The life of a farmer has often been romanticized in southern culture. Farming is in our music, the décor we arrange in our houses, and even the brand of jeans we wear.
I was blinded by the nostalgic beauty I associated with crop farming and raising cattle. Coming to ABAC has presented me with some difficult truths.
Our cattle trade with Mexico keeps cow/calf operations in TX alive and well, yet the flesh-eating New World Screwworm is slowing trade potentially to a halt.
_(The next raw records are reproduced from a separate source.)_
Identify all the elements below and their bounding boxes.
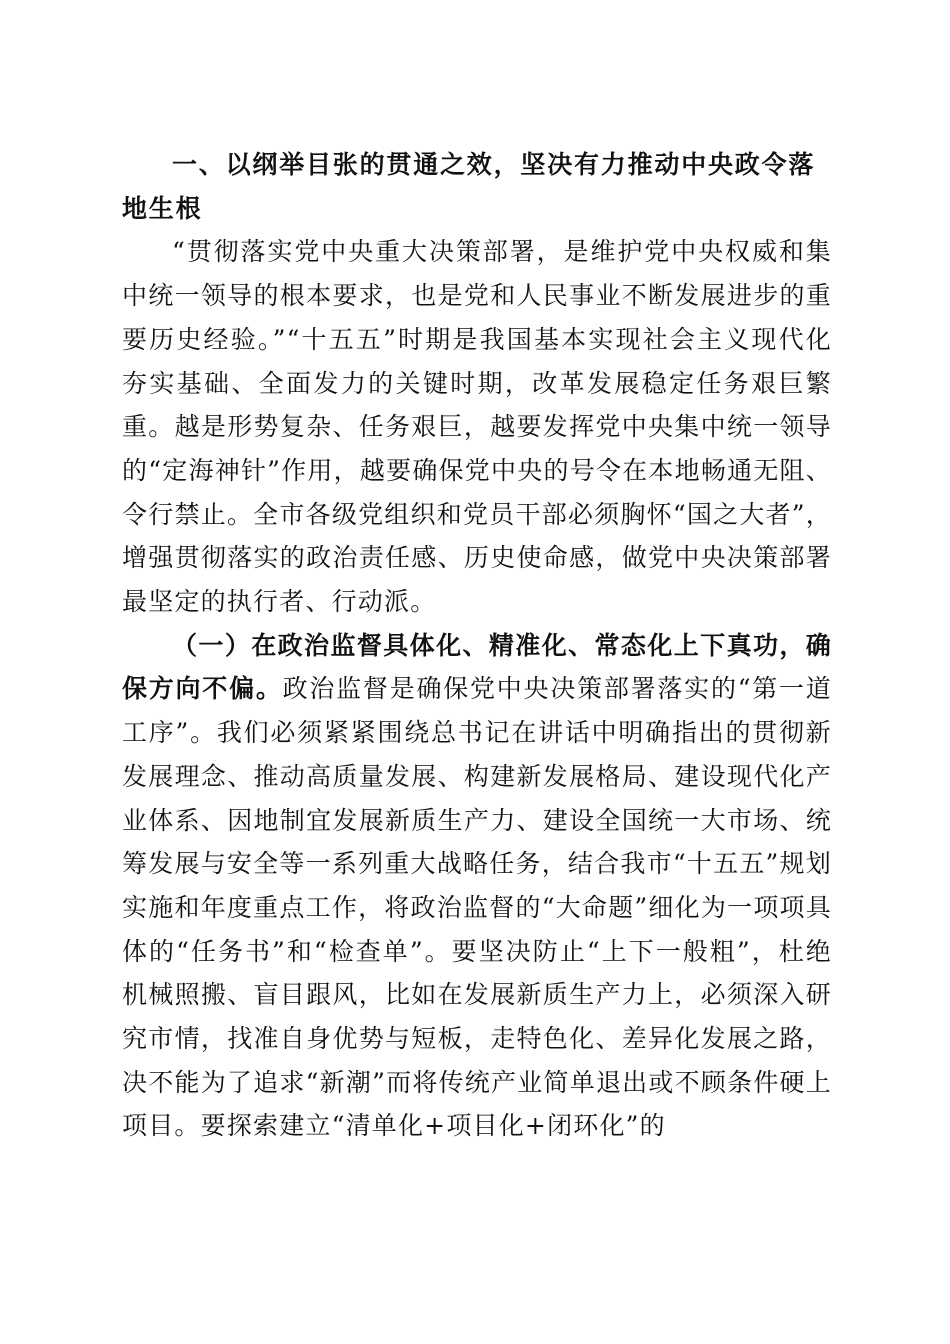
- paragraph-2-lead: （一）在政治监督具体化、精准化、常态化上下真功，确保方向不偏。: [122, 630, 832, 704]
- section-heading: 一、以纲举目张的贯通之效，坚决有力推动中央政令落地生根: [122, 150, 816, 223]
- paragraph-1: “贯彻落实党中央重大决策部署，是维护党中央权威和集中统一领导的根本要求，也是党和人民事业不断发展进步的重要历史经验。”“十五五”时期是我国基本实现社会主义现代化夯实基础、全面发力的关键时期，改革发展稳定任务艰巨繁重。越是形势复杂、任务艰巨，越要发挥党中央集中统一领导的“定海神针”作用，越要确保党中央的号令在本地畅通无阻、令行禁止。全市各级党组织和党员干部必须胸怀“国之大者”，增强贯彻落实的政治责任感、历史使命感，做党中央决策部署最坚定的执行者、行动派。: [122, 237, 832, 617]
- document-body: [122, 143, 832, 1148]
- paragraph-2: [122, 624, 832, 1148]
- paragraph-2-body: 政治监督是确保党中央决策部署落实的“第一道工序”。我们必须紧紧围绕总书记在讲话中明确指出的贯彻新发展理念、推动高质量发展、构建新发展格局、建设现代化产业体系、因地制宜发展新质生产力、建设全国统一大市场、统筹发展与安全等一系列重大战略任务，结合我市“十五五”规划实施和年度重点工作，将政治监督的“大命题”细化为一项项具体的“任务书”和“检查单”。要坚决防止“上下一般粗”，杜绝机械照搬、盲目跟风，比如在发展新质生产力上，必须深入研究市情，找准自身优势与短板，走特色化、差异化发展之路，决不能为了追求“新潮”而将传统产业简单退出或不顾条件硬上项目。要探索建立“清单化+项目化+闭环化”的: [122, 674, 833, 1141]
The threat of tariffs on fertilizers could cripple our crop farmers.
From 2022 to 2024, 166 million poultry have been culled and marked as loss due to the most recent Avian Influenza outbreak.
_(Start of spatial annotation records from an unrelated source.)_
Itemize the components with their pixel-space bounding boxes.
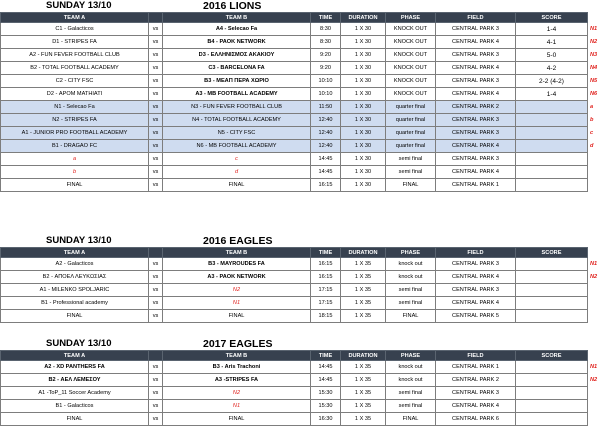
field-cell: CENTRAL PARK 4 [436,88,516,101]
field-cell: CENTRAL PARK 1 [436,179,516,192]
col-score: SCORE [516,248,588,258]
time-cell: 12:40 [311,140,341,153]
col-team-b: TEAM B [163,351,311,361]
team-b-cell: FINAL [163,179,311,192]
col-duration: DURATION [341,248,386,258]
team-a-cell: B1 - Professional academy [1,297,149,310]
table-row [1,114,600,127]
flag-label: N5 [588,75,600,88]
phase-cell: knock out [386,361,436,374]
vs-cell: vs [149,114,163,127]
section-date: SUNDAY 13/10 [46,235,112,246]
time-cell: 12:40 [311,127,341,140]
section-2016-lions [0,0,600,192]
vs-cell: vs [149,310,163,323]
vs-cell: vs [149,127,163,140]
field-cell: CENTRAL PARK 3 [436,127,516,140]
col-vs [149,248,163,258]
team-b-cell: N1 [163,400,311,413]
col-flag [588,13,600,23]
team-a-cell: B1 - DRAGAO FC [1,140,149,153]
score-cell: 4-2 [516,62,588,75]
score-cell [516,413,588,426]
team-a-cell: B1 - Galacticos [1,400,149,413]
col-score: SCORE [516,351,588,361]
flag-label: N1 [588,23,600,36]
field-cell: CENTRAL PARK 2 [436,374,516,387]
team-b-cell: B3 - MAYROUDES FA [163,258,311,271]
field-cell: CENTRAL PARK 4 [436,36,516,49]
team-a-cell: D2 - ΑΡΟΜ ΜΑΤΗΙΑΤΙ [1,88,149,101]
time-cell: 11:50 [311,101,341,114]
team-b-cell: A4 - Selecao Fa [163,23,311,36]
score-cell [516,114,588,127]
table-row [1,400,600,413]
table-row [1,62,600,75]
team-a-cell: B2 - ΑΠΟΕΛ ΛΕΥΚΩΣΙΑΣ [1,271,149,284]
score-cell [516,258,588,271]
field-cell: CENTRAL PARK 4 [436,297,516,310]
time-cell: 16:15 [311,271,341,284]
flag-label: a [588,101,600,114]
section-2016-eagles [0,235,600,323]
duration-cell: 1 X 30 [341,75,386,88]
team-a-cell: A1 - MILENKO SPOLJARIC [1,284,149,297]
team-b-cell: B4 - PAOK NETWORK [163,36,311,49]
col-phase: PHASE [386,248,436,258]
flag-label: N4 [588,62,600,75]
team-b-cell: B3 - ΜΕΑΠ ΠΕΡΑ ΧΩΡΙΟ [163,75,311,88]
col-field: FIELD [436,248,516,258]
col-duration: DURATION [341,351,386,361]
phase-cell: semi final [386,284,436,297]
flag-label: N2 [588,36,600,49]
table-row [1,127,600,140]
flag-label [588,153,600,166]
phase-cell: semi final [386,387,436,400]
team-b-cell: N2 [163,387,311,400]
vs-cell: vs [149,23,163,36]
phase-cell: KNOCK OUT [386,23,436,36]
duration-cell: 1 X 35 [341,400,386,413]
vs-cell: vs [149,62,163,75]
flag-label: N2 [588,271,600,284]
time-cell: 8:30 [311,23,341,36]
phase-cell: FINAL [386,413,436,426]
phase-cell: FINAL [386,179,436,192]
team-a-cell: FINAL [1,413,149,426]
duration-cell: 1 X 35 [341,271,386,284]
score-cell [516,166,588,179]
table-row [1,153,600,166]
fixtures-table [0,350,600,426]
time-cell: 14:45 [311,166,341,179]
score-cell [516,153,588,166]
field-cell: CENTRAL PARK 3 [436,23,516,36]
score-cell: 2-2 (4-2) [516,75,588,88]
time-cell: 18:15 [311,310,341,323]
team-b-cell: FINAL [163,310,311,323]
field-cell: CENTRAL PARK 3 [436,258,516,271]
section-date: SUNDAY 13/10 [46,0,112,11]
vs-cell: vs [149,36,163,49]
phase-cell: knock out [386,271,436,284]
duration-cell: 1 X 30 [341,23,386,36]
table-row [1,258,600,271]
col-duration: DURATION [341,13,386,23]
time-cell: 15:30 [311,400,341,413]
team-b-cell: N2 [163,284,311,297]
col-team-a: TEAM A [1,351,149,361]
duration-cell: 1 X 30 [341,62,386,75]
flag-label [588,166,600,179]
time-cell: 14:45 [311,153,341,166]
section-header [0,235,600,247]
col-team-b: TEAM B [163,248,311,258]
phase-cell: KNOCK OUT [386,36,436,49]
team-b-cell: N3 - FUN FEVER FOOTBALL CLUB [163,101,311,114]
team-a-cell: A2 - FUN FEVER FOOTBALL CLUB [1,49,149,62]
team-a-cell: N2 - STRIPES FA [1,114,149,127]
team-a-cell: a [1,153,149,166]
vs-cell: vs [149,258,163,271]
duration-cell: 1 X 30 [341,140,386,153]
flag-label: N6 [588,88,600,101]
team-a-cell: C2 - CITY FSC [1,75,149,88]
phase-cell: KNOCK OUT [386,88,436,101]
vs-cell: vs [149,101,163,114]
vs-cell: vs [149,75,163,88]
duration-cell: 1 X 30 [341,101,386,114]
time-cell: 14:45 [311,361,341,374]
field-cell: CENTRAL PARK 4 [436,400,516,413]
field-cell: CENTRAL PARK 4 [436,140,516,153]
col-team-a: TEAM A [1,248,149,258]
score-cell [516,400,588,413]
score-cell: 1-4 [516,23,588,36]
vs-cell: vs [149,284,163,297]
vs-cell: vs [149,400,163,413]
time-cell: 8:30 [311,36,341,49]
duration-cell: 1 X 30 [341,166,386,179]
phase-cell: KNOCK OUT [386,49,436,62]
team-b-cell: N6 - MB FOOTBALL ACADEMY [163,140,311,153]
flag-label [588,179,600,192]
table-row [1,310,600,323]
field-cell: CENTRAL PARK 3 [436,114,516,127]
field-cell: CENTRAL PARK 3 [436,284,516,297]
field-cell: CENTRAL PARK 3 [436,153,516,166]
section-header [0,338,600,350]
field-cell: CENTRAL PARK 3 [436,387,516,400]
team-b-cell: D3 - ΕΛΛΗΝΙΣΜΟΣ ΑΚΑΚΙΟΥ [163,49,311,62]
team-a-cell: A1 - JUNIOR PRO FOOTBALL ACADEMY [1,127,149,140]
team-b-cell: N5 - CITY FSC [163,127,311,140]
team-b-cell: B3 - Aris Trachoni [163,361,311,374]
vs-cell: vs [149,374,163,387]
team-a-cell: FINAL [1,310,149,323]
fixtures-table [0,12,600,192]
team-a-cell: D1 - STRIPES FA [1,36,149,49]
score-cell [516,361,588,374]
time-cell: 9:20 [311,62,341,75]
time-cell: 16:15 [311,179,341,192]
team-b-cell: d [163,166,311,179]
phase-cell: knock out [386,258,436,271]
field-cell: CENTRAL PARK 6 [436,413,516,426]
field-cell: CENTRAL PARK 4 [436,166,516,179]
col-score: SCORE [516,13,588,23]
phase-cell: semi final [386,297,436,310]
duration-cell: 1 X 35 [341,361,386,374]
table-row [1,413,600,426]
flag-label: N3 [588,49,600,62]
flag-label [588,284,600,297]
vs-cell: vs [149,153,163,166]
team-b-cell: c [163,153,311,166]
vs-cell: vs [149,166,163,179]
duration-cell: 1 X 30 [341,49,386,62]
team-a-cell: A1 -ToP_11 Soccer Academy [1,387,149,400]
team-b-cell: N1 [163,297,311,310]
table-row [1,166,600,179]
duration-cell: 1 X 35 [341,310,386,323]
team-a-cell: A2 - Galacticos [1,258,149,271]
table-row [1,374,600,387]
col-phase: PHASE [386,13,436,23]
score-cell: 5-0 [516,49,588,62]
duration-cell: 1 X 30 [341,179,386,192]
phase-cell: KNOCK OUT [386,75,436,88]
time-cell: 17:15 [311,284,341,297]
team-a-cell: b [1,166,149,179]
duration-cell: 1 X 30 [341,114,386,127]
table-row [1,361,600,374]
duration-cell: 1 X 30 [341,88,386,101]
table-row [1,140,600,153]
table-header-row [1,13,600,23]
score-cell [516,284,588,297]
team-b-cell: A3 - PAOK NETWORK [163,271,311,284]
table-header-row [1,248,600,258]
field-cell: CENTRAL PARK 4 [436,271,516,284]
time-cell: 10:10 [311,88,341,101]
score-cell [516,179,588,192]
field-cell: CENTRAL PARK 3 [436,49,516,62]
duration-cell: 1 X 35 [341,297,386,310]
col-team-b: TEAM B [163,13,311,23]
team-b-cell: FINAL [163,413,311,426]
fixtures-table [0,247,600,323]
phase-cell: quarter final [386,127,436,140]
flag-label: c [588,127,600,140]
team-b-cell: A3 - MB FOOTBALL ACADEMY [163,88,311,101]
col-field: FIELD [436,13,516,23]
duration-cell: 1 X 30 [341,36,386,49]
field-cell: CENTRAL PARK 1 [436,361,516,374]
team-a-cell: A2 - XD PANTHERS FA [1,361,149,374]
flag-label [588,310,600,323]
score-cell [516,374,588,387]
time-cell: 10:10 [311,75,341,88]
col-flag [588,248,600,258]
table-row [1,271,600,284]
score-cell [516,297,588,310]
table-row [1,36,600,49]
col-time: TIME [311,248,341,258]
phase-cell: semi final [386,166,436,179]
team-b-cell: A3 -STRIPES FA [163,374,311,387]
table-header-row [1,351,600,361]
section-date: SUNDAY 13/10 [46,338,112,349]
table-row [1,387,600,400]
vs-cell: vs [149,271,163,284]
col-time: TIME [311,351,341,361]
table-row [1,49,600,62]
score-cell: 1-4 [516,88,588,101]
phase-cell: quarter final [386,114,436,127]
field-cell: CENTRAL PARK 5 [436,310,516,323]
team-a-cell: N1 - Selecao Fa [1,101,149,114]
flag-label: N2 [588,374,600,387]
team-b-cell: N4 - TOTAL FOOTBALL ACADEMY [163,114,311,127]
vs-cell: vs [149,387,163,400]
flag-label: N1 [588,361,600,374]
field-cell: CENTRAL PARK 3 [436,75,516,88]
col-vs [149,13,163,23]
col-time: TIME [311,13,341,23]
table-row [1,23,600,36]
team-a-cell: C1 - Galacticos [1,23,149,36]
flag-label [588,297,600,310]
phase-cell: semi final [386,400,436,413]
col-field: FIELD [436,351,516,361]
time-cell: 12:40 [311,114,341,127]
table-row [1,179,600,192]
time-cell: 14:45 [311,374,341,387]
table-row [1,297,600,310]
phase-cell: quarter final [386,140,436,153]
score-cell [516,387,588,400]
vs-cell: vs [149,361,163,374]
duration-cell: 1 X 30 [341,153,386,166]
flag-label [588,400,600,413]
score-cell [516,101,588,114]
duration-cell: 1 X 35 [341,284,386,297]
duration-cell: 1 X 35 [341,374,386,387]
flag-label [588,413,600,426]
time-cell: 15:30 [311,387,341,400]
phase-cell: FINAL [386,310,436,323]
team-a-cell: B2 - TOTAL FOOTBALL ACADEMY [1,62,149,75]
section-title: 2017 EAGLES [203,338,273,350]
vs-cell: vs [149,49,163,62]
flag-label: b [588,114,600,127]
flag-label [588,387,600,400]
time-cell: 16:30 [311,413,341,426]
score-cell: 4-1 [516,36,588,49]
phase-cell: semi final [386,153,436,166]
team-b-cell: C3 - BARCELONA FA [163,62,311,75]
vs-cell: vs [149,297,163,310]
score-cell [516,271,588,284]
flag-label: d [588,140,600,153]
section-title: 2016 EAGLES [203,235,273,247]
col-flag [588,351,600,361]
table-row [1,88,600,101]
phase-cell: knock out [386,374,436,387]
field-cell: CENTRAL PARK 4 [436,62,516,75]
phase-cell: KNOCK OUT [386,62,436,75]
section-title: 2016 LIONS [203,0,262,12]
duration-cell: 1 X 35 [341,387,386,400]
section-2017-eagles [0,338,600,426]
duration-cell: 1 X 30 [341,127,386,140]
vs-cell: vs [149,179,163,192]
table-row [1,101,600,114]
table-row [1,284,600,297]
vs-cell: vs [149,413,163,426]
duration-cell: 1 X 35 [341,413,386,426]
score-cell [516,127,588,140]
time-cell: 17:15 [311,297,341,310]
duration-cell: 1 X 35 [341,258,386,271]
score-cell [516,140,588,153]
time-cell: 16:15 [311,258,341,271]
flag-label: N1 [588,258,600,271]
team-a-cell: B2 - ΑΕΛ ΛΕΜΕΣΟΥ [1,374,149,387]
section-header [0,0,600,12]
col-team-a: TEAM A [1,13,149,23]
col-phase: PHASE [386,351,436,361]
vs-cell: vs [149,140,163,153]
phase-cell: quarter final [386,101,436,114]
table-row [1,75,600,88]
vs-cell: vs [149,88,163,101]
col-vs [149,351,163,361]
time-cell: 9:20 [311,49,341,62]
score-cell [516,310,588,323]
team-a-cell: FINAL [1,179,149,192]
field-cell: CENTRAL PARK 2 [436,101,516,114]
I could continue to add to the whirlwind of issues the American agricultural market is facing, but I think you get the point.
Every industry has new issues to face every generation—it’s just that ours is held together by a willpower to keep our country fed and clothed. Our farmers have changed with the times through the wave of precision agriculture and the latest technologies, but it’s not enough.
The people in our industry are faced with an array of challenges specific to their field, like disease, natural disasters, labor shortages, and ever-rising input costs. Somehow, they are expected to keep up with markets, representation in government, and with preventing monopolies from buying up every acre of soil.
At the end of the day, something must be done, and I find it unfortunate that farmers are left behind in our market. The farmer’s dollar shows that, for every dollar spent in a supermarket to buy their goods, the farmer will only make 15.9 cents. With so many advancements in technology and a growing pressure to produce more, the total US farm sector debt is projected to reach a record breaking $561.8 billion this year.
These people are taking out hundreds of thousands of dollars in debt to make enough to live a stable life, even though we know our world would be upside-down without them.
I sit here and wonder why they don’t all resort to selling produce on the side of the road. Who would blame them? Why is it that farm-to-table is so impossible to achieve? Farmers have had red tape and processing fees up to their necks for decades now. Yet, as they continue to set their nose to the grindstone, we buy a “thank a farmer” bumper sticker and move on.
They don’t need more thanks; they need relief. They need support from lawmakers, judges, activists, scientists, and everyday, hardworking Americans. They need our generation to find a solution and find it fast.
We need strong minds and the willpower to enact change if we want our future generation’s way of life to prosper.